Beberapa tahun yang lalu saat saya masih bekeja di bank syariah, tiap hari senin diadakan kajian tafsir Al Quran pada jam istirahat di mushola Bank Syariah milik pemerintah yang mewah di Kota Bandung. Hari senin dipilih dengan harapan para karyawan yang shaum sunnah hari senin menghabiskan waktu istirahatnya di mushola dan mengikuti kajian tafsir Al Quran yang di asuh oleh DR Abdurahman, seorang ulama senior kharismatik di Bandung, semoga Allah senantiasa merahmati beliau.
Dalam satu kesempatan kajian, di mushola tampak sepi, hanya ada DR Abdurahman dan saya, sedangkan teman-teman lain lebih memilih menghasikan waktu istirahat di kantin, rumah makan atau di depan layar monitor browsing internet, wallahualam.
Dalam kesempatan yang sepi tersebut, DR Abdurahman mengajukan pertanyaan yang sangat menarik kepada saya.
DR Abdurahman:
“Pak Budi, apa yang ada di benak bapak sebagai seorang bankir dengan firman Allah “Aqimisholah?” (Dirikanlah Shalat)
Saya:
“Perintah mengerjakan shalat sebagai kewajiban seorang sebagai rukun Islam yang ke dua”
“Dirikan shalat bukan kerjakan shalat sebagai sarana mendekatkan diri khusuk kepada sang pencipta”

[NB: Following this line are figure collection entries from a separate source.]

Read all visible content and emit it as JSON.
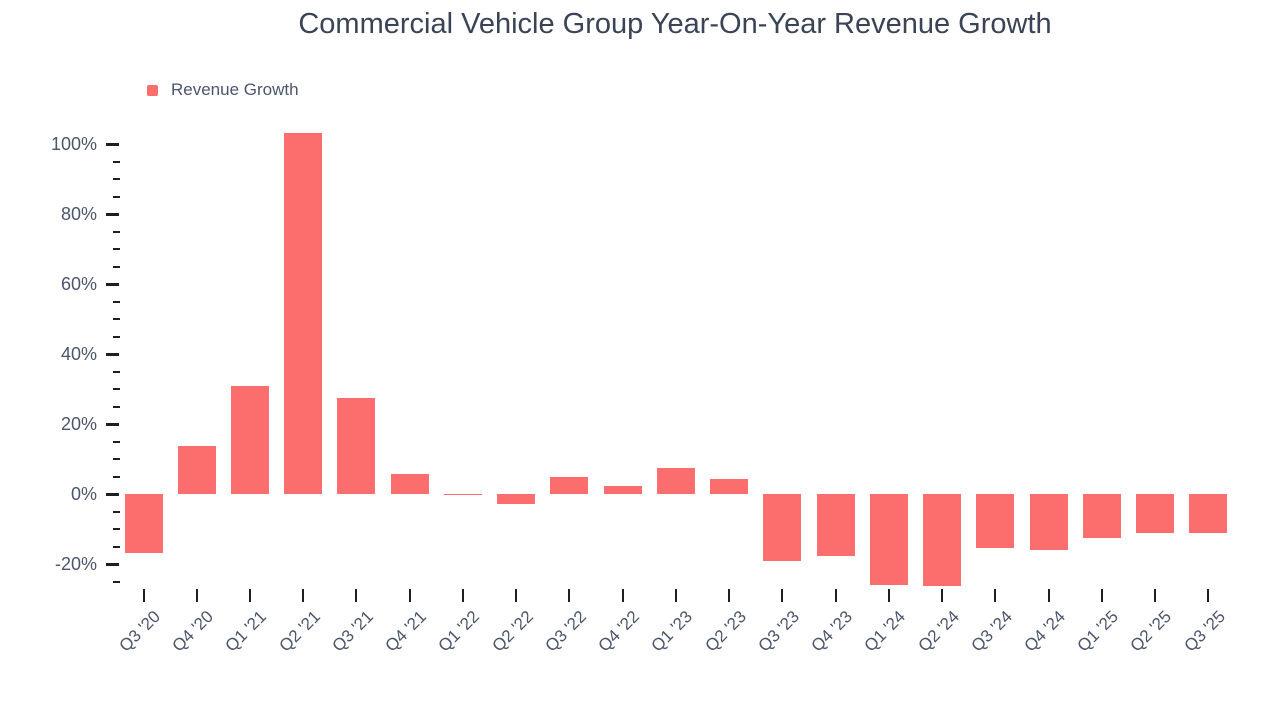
{
  "chart_data": {
    "type": "bar",
    "title": "Commercial Vehicle Group Year-On-Year Revenue Growth",
    "xlabel": "",
    "ylabel": "",
    "categories": [
      "Q3 '20",
      "Q4 '20",
      "Q1 '21",
      "Q2 '21",
      "Q3 '21",
      "Q4 '21",
      "Q1 '22",
      "Q2 '22",
      "Q3 '22",
      "Q4 '22",
      "Q1 '23",
      "Q2 '23",
      "Q3 '23",
      "Q4 '23",
      "Q1 '24",
      "Q2 '24",
      "Q3 '24",
      "Q4 '24",
      "Q1 '25",
      "Q2 '25",
      "Q3 '25"
    ],
    "series": [
      {
        "name": "Revenue Growth",
        "values": [
          -16.8,
          13.7,
          31.0,
          103.2,
          27.3,
          5.7,
          -0.4,
          -2.9,
          4.8,
          2.3,
          7.5,
          4.3,
          -19.1,
          -17.6,
          -26.0,
          -26.3,
          -15.5,
          -16.0,
          -12.7,
          -11.2,
          -11.2
        ]
      }
    ],
    "y_axis": {
      "tick_labels": [
        "100%",
        "80%",
        "60%",
        "40%",
        "20%",
        "0%",
        "-20%"
      ],
      "major_tick_values": [
        100,
        80,
        60,
        40,
        20,
        0,
        -20
      ],
      "minor_tick_step": 5,
      "ylim": [
        -27.5,
        105
      ],
      "unit": "%"
    },
    "grid": false,
    "legend_position": "top-left"
  },
  "colors": {
    "bar": "#fc6d6d",
    "title_text": "#3a4456",
    "axis_text": "#4c566b",
    "tick": "#1f1f1f",
    "background": "#ffffff"
  }
}
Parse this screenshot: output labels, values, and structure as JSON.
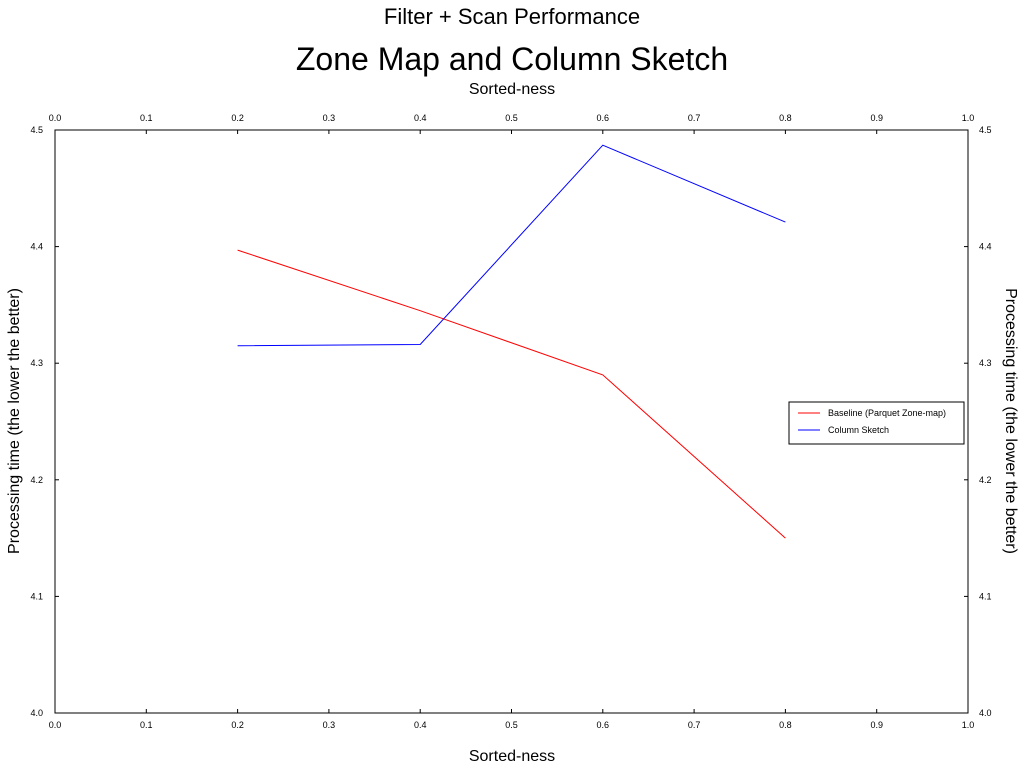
{
  "chart_data": {
    "type": "line",
    "suptitle": "Filter + Scan Performance",
    "title": "Zone Map and Column Sketch",
    "xlabel": "Sorted-ness",
    "xlabel_top": "Sorted-ness",
    "ylabel": "Processing time (the lower the better)",
    "ylabel_right": "Processing time (the lower the better)",
    "xlim": [
      0.0,
      1.0
    ],
    "ylim": [
      4.0,
      4.5
    ],
    "xticks": [
      "0.0",
      "0.1",
      "0.2",
      "0.3",
      "0.4",
      "0.5",
      "0.6",
      "0.7",
      "0.8",
      "0.9",
      "1.0"
    ],
    "yticks": [
      "4.0",
      "4.1",
      "4.2",
      "4.3",
      "4.4",
      "4.5"
    ],
    "grid": false,
    "legend_position": "center-right",
    "series": [
      {
        "name": "Baseline (Parquet Zone-map)",
        "color": "#ff0000",
        "x": [
          0.2,
          0.4,
          0.6,
          0.8
        ],
        "y": [
          4.397,
          4.345,
          4.29,
          4.15
        ]
      },
      {
        "name": "Column Sketch",
        "color": "#0000ff",
        "x": [
          0.2,
          0.4,
          0.6,
          0.8
        ],
        "y": [
          4.315,
          4.316,
          4.487,
          4.421
        ]
      }
    ]
  }
}
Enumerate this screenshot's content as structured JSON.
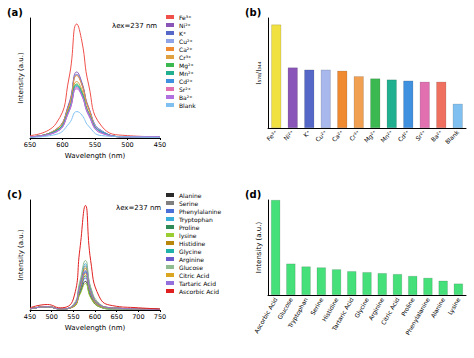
{
  "chart_data": [
    {
      "type": "line",
      "title": "(a)",
      "annotations": [
        "λex=237 nm"
      ],
      "x_label": "Wavelength (nm)",
      "y_label": "Intensity (a.u.)",
      "x": [
        450,
        500,
        540,
        560,
        570,
        578,
        590,
        610,
        650
      ],
      "xlim": [
        450,
        650
      ],
      "xticks": [
        450,
        500,
        550,
        600,
        650
      ],
      "x_inverted": true,
      "ylim": [
        0,
        100
      ],
      "tick_labels": "x",
      "grid": false,
      "legend": "right",
      "series": [
        {
          "name": "Fe³⁺",
          "color": "#f0504a",
          "values": [
            1,
            2,
            10,
            45,
            80,
            95,
            50,
            12,
            2
          ]
        },
        {
          "name": "Ni²⁺",
          "color": "#8a55b8",
          "values": [
            1,
            1,
            6,
            26,
            46,
            55,
            29,
            7,
            1
          ]
        },
        {
          "name": "K⁺",
          "color": "#5568c8",
          "values": [
            1,
            1,
            6,
            25,
            45,
            53,
            28,
            7,
            1
          ]
        },
        {
          "name": "Cu²⁺",
          "color": "#8fa4e6",
          "values": [
            1,
            1,
            6,
            25,
            44,
            53,
            27,
            7,
            1
          ]
        },
        {
          "name": "Ca²⁺",
          "color": "#f08a30",
          "values": [
            1,
            1,
            5,
            25,
            44,
            52,
            27,
            7,
            1
          ]
        },
        {
          "name": "Cr³⁺",
          "color": "#e0a040",
          "values": [
            1,
            1,
            5,
            22,
            40,
            47,
            25,
            6,
            1
          ]
        },
        {
          "name": "Mg²⁺",
          "color": "#3cb850",
          "values": [
            1,
            1,
            5,
            21,
            38,
            45,
            24,
            6,
            1
          ]
        },
        {
          "name": "Mn²⁺",
          "color": "#20b090",
          "values": [
            1,
            1,
            5,
            21,
            37,
            44,
            23,
            6,
            1
          ]
        },
        {
          "name": "Cd²⁺",
          "color": "#4090e0",
          "values": [
            1,
            1,
            5,
            20,
            36,
            43,
            23,
            5,
            1
          ]
        },
        {
          "name": "Sr²⁺",
          "color": "#e070b0",
          "values": [
            1,
            1,
            4,
            20,
            35,
            42,
            22,
            5,
            1
          ]
        },
        {
          "name": "Ba²⁺",
          "color": "#b070e0",
          "values": [
            1,
            1,
            4,
            19,
            35,
            41,
            22,
            5,
            1
          ]
        },
        {
          "name": "Blank",
          "color": "#80c0f0",
          "values": [
            0.5,
            1,
            2,
            10,
            19,
            22,
            12,
            3,
            0.5
          ]
        }
      ]
    },
    {
      "type": "bar",
      "title": "(b)",
      "y_label": "I₅₇₈/I₃₄₄",
      "categories": [
        "Fe³⁺",
        "Ni²⁺",
        "K⁺",
        "Cu²⁺",
        "Ca²⁺",
        "Cr³⁺",
        "Mg²⁺",
        "Mn²⁺",
        "Cd²⁺",
        "Sr²⁺",
        "Ba²⁺",
        "Blank"
      ],
      "values": [
        94,
        55,
        53,
        53,
        52,
        47,
        45,
        44,
        43,
        42,
        42,
        22
      ],
      "colors": [
        "#f0e040",
        "#8a55b8",
        "#5568c8",
        "#a8b8ec",
        "#f08a30",
        "#f0a050",
        "#3cb850",
        "#20b090",
        "#4090e0",
        "#e070b0",
        "#f07060",
        "#80c0f0"
      ],
      "ylim": [
        0,
        100
      ],
      "tick_labels": "x",
      "grid": false
    },
    {
      "type": "line",
      "title": "(c)",
      "annotations": [
        "λex=237 nm"
      ],
      "x_label": "Wavelength (nm)",
      "y_label": "Intensity (a.u.)",
      "x": [
        450,
        490,
        520,
        550,
        565,
        578,
        590,
        610,
        640,
        700,
        750
      ],
      "xlim": [
        450,
        750
      ],
      "xticks": [
        450,
        500,
        550,
        600,
        650,
        700,
        750
      ],
      "ylim": [
        0,
        100
      ],
      "tick_labels": "x",
      "grid": false,
      "legend": "right",
      "series": [
        {
          "name": "Alanine",
          "color": "#2b2b2b",
          "values": [
            1,
            3,
            1,
            3,
            15,
            26,
            12,
            3,
            1,
            1,
            0.5
          ]
        },
        {
          "name": "Serine",
          "color": "#7f7f7f",
          "values": [
            1,
            3,
            1,
            4,
            23,
            40,
            19,
            5,
            2,
            1,
            0.5
          ]
        },
        {
          "name": "Phenylalanine",
          "color": "#4a6fd8",
          "values": [
            1,
            3,
            1,
            3,
            17,
            29,
            14,
            4,
            1,
            1,
            0.5
          ]
        },
        {
          "name": "Tryptophan",
          "color": "#3aaed8",
          "values": [
            1,
            3,
            1,
            4,
            24,
            42,
            20,
            5,
            2,
            1,
            0.5
          ]
        },
        {
          "name": "Proline",
          "color": "#2e8b57",
          "values": [
            1,
            3,
            1,
            3,
            18,
            31,
            15,
            4,
            2,
            1,
            0.5
          ]
        },
        {
          "name": "lysine",
          "color": "#9acd32",
          "values": [
            1,
            3,
            1,
            3,
            14,
            24,
            11,
            3,
            1,
            1,
            0.5
          ]
        },
        {
          "name": "Histidine",
          "color": "#b8860b",
          "values": [
            1,
            3,
            1,
            4,
            22,
            38,
            18,
            5,
            2,
            1,
            0.5
          ]
        },
        {
          "name": "Glycine",
          "color": "#20b2aa",
          "values": [
            1,
            3,
            1,
            4,
            20,
            35,
            17,
            4,
            2,
            1,
            0.5
          ]
        },
        {
          "name": "Arginine",
          "color": "#6a5acd",
          "values": [
            1,
            3,
            1,
            4,
            20,
            34,
            16,
            4,
            2,
            1,
            0.5
          ]
        },
        {
          "name": "Glucose",
          "color": "#8fbc8f",
          "values": [
            1,
            3,
            1,
            5,
            26,
            45,
            21,
            6,
            2,
            1,
            0.5
          ]
        },
        {
          "name": "Citric Acid",
          "color": "#daa520",
          "values": [
            1,
            3,
            1,
            3,
            19,
            33,
            16,
            4,
            2,
            1,
            0.5
          ]
        },
        {
          "name": "Tartaric Acid",
          "color": "#9370db",
          "values": [
            1,
            3,
            1,
            4,
            21,
            36,
            17,
            5,
            2,
            1,
            0.5
          ]
        },
        {
          "name": "Ascorbic Acid",
          "color": "#e02020",
          "values": [
            2,
            5,
            2,
            10,
            55,
            95,
            45,
            12,
            4,
            2,
            1
          ]
        }
      ]
    },
    {
      "type": "bar",
      "title": "(d)",
      "y_label": "Intensity (a.u.)",
      "categories": [
        "Ascorbic Acid",
        "Glucose",
        "Tryptophan",
        "Serine",
        "Histidine",
        "Tartaric Acid",
        "Glycine",
        "Arginine",
        "Citric Acid",
        "Proline",
        "Phenylalanine",
        "Alanine",
        "Lysine"
      ],
      "values": [
        100,
        33,
        30,
        29,
        27,
        25,
        24,
        23,
        22,
        20,
        18,
        15,
        12
      ],
      "color": "#45e07a",
      "ylim": [
        0,
        100
      ],
      "tick_labels": "x",
      "grid": false
    }
  ]
}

“Melaksanakan kewajiban shalat untuk menghidari perbuatan keji dan mungkar”
“Melaksanakan kewajiban shalat sebagai bentuk rasa syukur kepada Allah maha pemberi rizki”
“Amalan utama dan pertama yang akan di hisab oleh Allah saat di yaumil hisab kelak”
Apa lagi yah? Fikiran saya mencoba menerawang mencari jawaban lebih intelek sebagai seorang ekonom dan bankir, melihat DR Abdurahman terus berkata“Ada jawaban lain lagi?” beliau terlihat kurang puas dengan jawaban saya, walau hanya senyam-senyum saja reaksinya.
“Mohon petunjuk dari ustaz” jawaban tanda menyerah saya.
DR Abdurahman:
Pak Budi tidak salah, tapi kami dan para ulama yang salah mengajarkan tafsir Al Quran, sehingga contoh jawaban tafsir tentang perintah Aqimisholah tadi menggambarkan pemahaman muslim secara kesuluruhan yang menjadikan ummat Islam jauh tertingal dari ummat lain di bidang ekonomi walau mereka tidak mengIMANi Al Quran, tapi mereka menafsirkan jauh lebih luas dari pada kaum muslim pada umumnya”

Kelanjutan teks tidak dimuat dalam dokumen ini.